A further big processing plant – designed to process 20 million cubic metres of condensate rich gas per day – is due to come on stream in PDO ’s Kauther gas field in early 2008. Once the Kauther plant is launched, natural gas will account for some 40% of all the hydrocarbon energy PDO supplies.

“On the downstream side, Oman Gas Company (OGC),which operates and maintains a gas supply network across the Sultanate, is also making major investments in its infrastructure.
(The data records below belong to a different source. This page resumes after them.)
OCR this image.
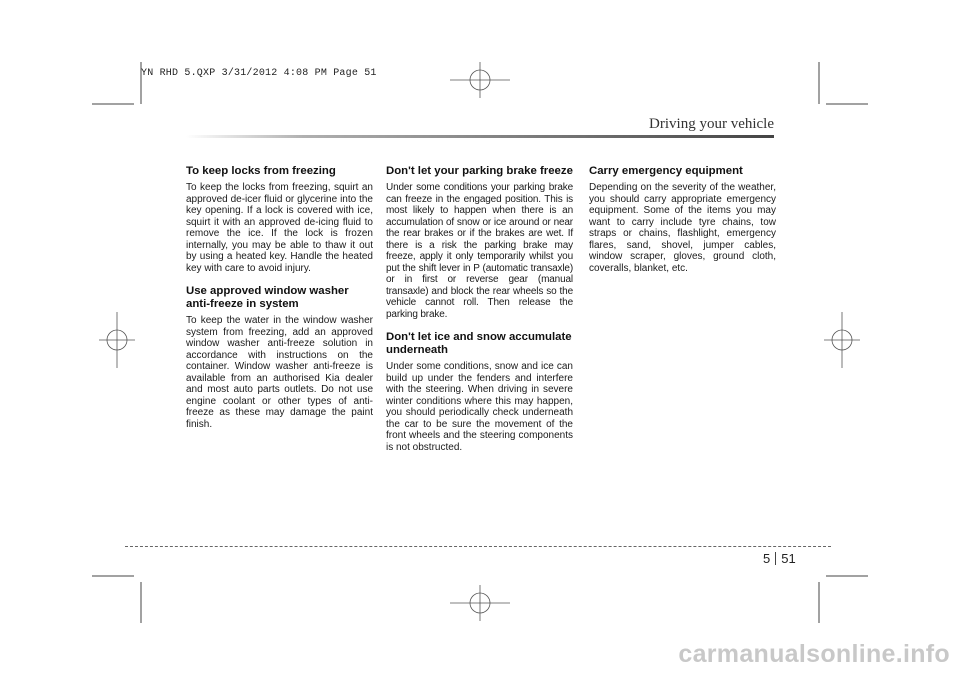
YN RHD 5.QXP 3/31/2012 4:08 PM Page 51
Driving your vehicle
To keep locks from freezing

To keep the locks from freezing, squirt an approved de-icer fluid or glycerine into the key opening. If a lock is covered with ice, squirt it with an approved de-icing fluid to remove the ice. If the lock is frozen internally, you may be able to thaw it out by using a heated key. Handle the heated key with care to avoid injury.

Use approved window washer anti-freeze in system

To keep the water in the window washer system from freezing, add an approved window washer anti-freeze solution in accordance with instructions on the container. Window washer anti-freeze is available from an authorised Kia dealer and most auto parts outlets. Do not use engine coolant or other types of anti-freeze as these may damage the paint finish.

Don't let your parking brake freeze

Under some conditions your parking brake can freeze in the engaged position. This is most likely to happen when there is an accumulation of snow or ice around or near the rear brakes or if the brakes are wet. If there is a risk the parking brake may freeze, apply it only temporarily whilst you put the shift lever in P (automatic transaxle) or in first or reverse gear (manual transaxle) and block the rear wheels so the vehicle cannot roll. Then release the parking brake.

Don't let ice and snow accumulate underneath

Under some conditions, snow and ice can build up under the fenders and interfere with the steering. When driving in severe winter conditions where this may happen, you should periodically check underneath the car to be sure the movement of the front wheels and the steering components is not obstructed.

Carry emergency equipment

Depending on the severity of the weather, you should carry appropriate emergency equipment. Some of the items you may want to carry include tyre chains, tow straps or chains, flashlight, emergency flares, sand, shovel, jumper cables, window scraper, gloves, ground cloth, coveralls, blanket, etc.

5 51
carmanualsonline.info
Around 500 km of new pipelines are being added to OGC ’s transportation network, which delivers natural gas to power generation plants, water desalination facilities, Sultan Qaboos University and several industrial estates,” it said.

“In all, Oman ’s gas output is expected to reach 80-90 million cubic metres per day in five years ’ time, some 40% more than present levels, turning a country that ’s a relatively small player in today ’s gas market into a more significant force, not to mention fuelling the continued expansion of diversified industries within Oman itself…But one thing is for sure: however high production levels eventually reach, the insatiable demand for gas in Oman and worldwide means none will ever go to waste.”

Highlighting the LNG project in Qalhat, Sur, the report said a budget of some $2 billion had been allocated for its early construction stages.

It said the plant remains one of the largest infrastructure investments in the history of Oman . Construction took 40 million man hours, with 100,000 cubic metres of concrete poured 1,270 km of pipes installed and 570 individual pieces of equipment having to be put in place.

“Supplying this giant plant with gas became the responsibility of PDO,when the company signed an agreement with the government to develop the gas fields it had discovered in central Oman in order to provide a guaranteed gas supply for 25 years,” it said.

“To fulfil its end of the agreement, PDO had to drill wells, hook them up to a new gas processing plant at Saih Rawl, and then transport the processed gas via a 352-kilometre pipeline to Qalhat.

“This upstream LNG project, costing $1.2 billion, is among the biggest and most complex projects in PDO's history. But despite the huge challenges involved the project was completed as planned and in November 1999 the Saih Rawl Central Processing Plant and the gas pipeline from Saih Rawl to Qalhat were commissioned.